Ну, что там у вас за вопросы? — набив рот семгой, поинтересовался Арнольд. — Как всегда: откуда у вас, дорогой товарищ Критский, так много денег и не хотите ли мне немного подарить «за так»?
Арнольд громко заржал, семга едва не вывалилась. Услужливый Джеймс вовремя подставил тарелочку и спас скатерть из фламандских кружев, сплетенных двести лет назад.
Варвара уставилась в блокнот, щеки ее горели. Но работа есть работа.
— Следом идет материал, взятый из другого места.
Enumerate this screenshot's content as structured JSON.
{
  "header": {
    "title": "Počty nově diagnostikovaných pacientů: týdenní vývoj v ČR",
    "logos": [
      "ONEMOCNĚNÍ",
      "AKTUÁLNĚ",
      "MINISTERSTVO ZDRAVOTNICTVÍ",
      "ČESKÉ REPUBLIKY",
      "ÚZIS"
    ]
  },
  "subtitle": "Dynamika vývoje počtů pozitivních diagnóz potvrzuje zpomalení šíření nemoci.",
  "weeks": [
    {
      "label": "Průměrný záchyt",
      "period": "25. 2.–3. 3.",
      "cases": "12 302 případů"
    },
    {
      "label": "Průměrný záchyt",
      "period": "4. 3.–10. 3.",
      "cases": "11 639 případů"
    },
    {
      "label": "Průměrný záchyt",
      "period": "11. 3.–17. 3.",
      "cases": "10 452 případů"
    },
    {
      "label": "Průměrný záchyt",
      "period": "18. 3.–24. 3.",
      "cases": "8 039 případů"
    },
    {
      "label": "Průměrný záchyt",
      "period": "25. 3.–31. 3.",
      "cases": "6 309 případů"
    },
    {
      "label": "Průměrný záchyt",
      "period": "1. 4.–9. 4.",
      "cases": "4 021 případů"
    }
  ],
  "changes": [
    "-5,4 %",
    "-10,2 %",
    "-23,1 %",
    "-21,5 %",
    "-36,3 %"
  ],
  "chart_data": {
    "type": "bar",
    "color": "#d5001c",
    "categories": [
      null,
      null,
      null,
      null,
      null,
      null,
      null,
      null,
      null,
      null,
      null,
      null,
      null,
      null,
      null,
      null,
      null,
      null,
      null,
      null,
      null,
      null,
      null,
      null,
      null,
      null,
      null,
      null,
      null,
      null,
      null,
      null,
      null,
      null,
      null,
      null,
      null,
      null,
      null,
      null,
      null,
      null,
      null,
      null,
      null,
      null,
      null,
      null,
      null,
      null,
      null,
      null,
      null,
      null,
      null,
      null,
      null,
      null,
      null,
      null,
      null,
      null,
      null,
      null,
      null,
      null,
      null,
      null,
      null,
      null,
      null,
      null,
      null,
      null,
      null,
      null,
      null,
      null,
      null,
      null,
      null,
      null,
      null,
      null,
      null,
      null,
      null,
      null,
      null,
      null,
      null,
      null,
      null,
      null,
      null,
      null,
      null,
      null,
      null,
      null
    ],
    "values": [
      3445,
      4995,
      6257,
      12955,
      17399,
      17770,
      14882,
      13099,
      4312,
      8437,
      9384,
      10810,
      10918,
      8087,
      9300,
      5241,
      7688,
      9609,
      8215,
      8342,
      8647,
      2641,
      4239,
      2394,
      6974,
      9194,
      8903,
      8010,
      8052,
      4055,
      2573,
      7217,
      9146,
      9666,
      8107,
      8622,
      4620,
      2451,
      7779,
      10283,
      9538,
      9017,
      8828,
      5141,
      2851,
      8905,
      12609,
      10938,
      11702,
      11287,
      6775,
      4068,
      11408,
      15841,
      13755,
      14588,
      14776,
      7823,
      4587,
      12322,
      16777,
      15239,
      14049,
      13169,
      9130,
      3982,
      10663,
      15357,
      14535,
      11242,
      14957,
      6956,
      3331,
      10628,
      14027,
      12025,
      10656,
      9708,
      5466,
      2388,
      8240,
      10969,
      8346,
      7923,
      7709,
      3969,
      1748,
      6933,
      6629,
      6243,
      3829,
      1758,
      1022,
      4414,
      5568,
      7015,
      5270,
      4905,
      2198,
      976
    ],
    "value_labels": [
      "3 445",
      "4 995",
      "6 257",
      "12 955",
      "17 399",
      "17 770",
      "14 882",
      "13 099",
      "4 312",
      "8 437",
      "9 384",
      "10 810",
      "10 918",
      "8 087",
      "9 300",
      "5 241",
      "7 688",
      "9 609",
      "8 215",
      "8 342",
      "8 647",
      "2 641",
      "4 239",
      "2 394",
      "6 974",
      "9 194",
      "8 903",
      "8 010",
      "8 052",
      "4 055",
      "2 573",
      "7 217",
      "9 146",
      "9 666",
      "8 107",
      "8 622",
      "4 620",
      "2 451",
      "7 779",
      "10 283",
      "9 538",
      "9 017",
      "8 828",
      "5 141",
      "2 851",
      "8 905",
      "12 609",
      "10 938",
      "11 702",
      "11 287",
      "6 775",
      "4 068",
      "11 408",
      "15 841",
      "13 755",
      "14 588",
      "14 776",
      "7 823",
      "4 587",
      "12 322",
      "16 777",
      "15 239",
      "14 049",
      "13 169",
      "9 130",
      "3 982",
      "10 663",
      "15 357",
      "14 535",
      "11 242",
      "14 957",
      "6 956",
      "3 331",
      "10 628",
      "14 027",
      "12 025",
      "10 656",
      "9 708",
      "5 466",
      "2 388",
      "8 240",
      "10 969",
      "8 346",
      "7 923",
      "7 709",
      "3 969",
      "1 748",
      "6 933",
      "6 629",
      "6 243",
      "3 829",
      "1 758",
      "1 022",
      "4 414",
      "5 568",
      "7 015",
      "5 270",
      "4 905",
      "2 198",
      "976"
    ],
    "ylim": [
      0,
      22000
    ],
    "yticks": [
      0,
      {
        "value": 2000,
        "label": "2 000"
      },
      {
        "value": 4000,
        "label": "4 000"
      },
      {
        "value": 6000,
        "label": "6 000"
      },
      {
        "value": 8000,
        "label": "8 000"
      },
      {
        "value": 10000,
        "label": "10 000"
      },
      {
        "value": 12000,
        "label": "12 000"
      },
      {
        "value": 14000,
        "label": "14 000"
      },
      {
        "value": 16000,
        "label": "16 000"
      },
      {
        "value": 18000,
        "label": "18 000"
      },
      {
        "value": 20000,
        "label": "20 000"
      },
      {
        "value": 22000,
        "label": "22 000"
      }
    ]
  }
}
Расскажите, господин Критский, с чего вы начинали ваш бизнес? — произнесла Варвара и покраснела еще гуще.
Вам разве не дали текст моей официальной биографии? — Критский заулыбался. — Эй, Аркадий!
Секретарь вырос за спиной Критского и замер, ожидая приказаний и мелко виляя бедрами.
Живо снабдить прессу всеми нужными материалами, чтобы опубликовали в точности так, как в них написано, — отдал распоряжение Критский. Повернувшись к Варваре, пояснил: — Там все написано правильно, можно хоть сейчас в журнал текст давать. И вам работы меньше.
Мы обязательно так и поступим, — заверила его Варвара, — но хотелось бы, чтобы вы сами что-то рассказали. Так сказать, личные моменты, то да се…
Я-то расскажу, но окончательный текст интервью вы должны утвердить у моего секретаря, — жестко заявил Критский. — Аркадий, проследи. Не люблю, знаете ли, всяких там неожиданностей.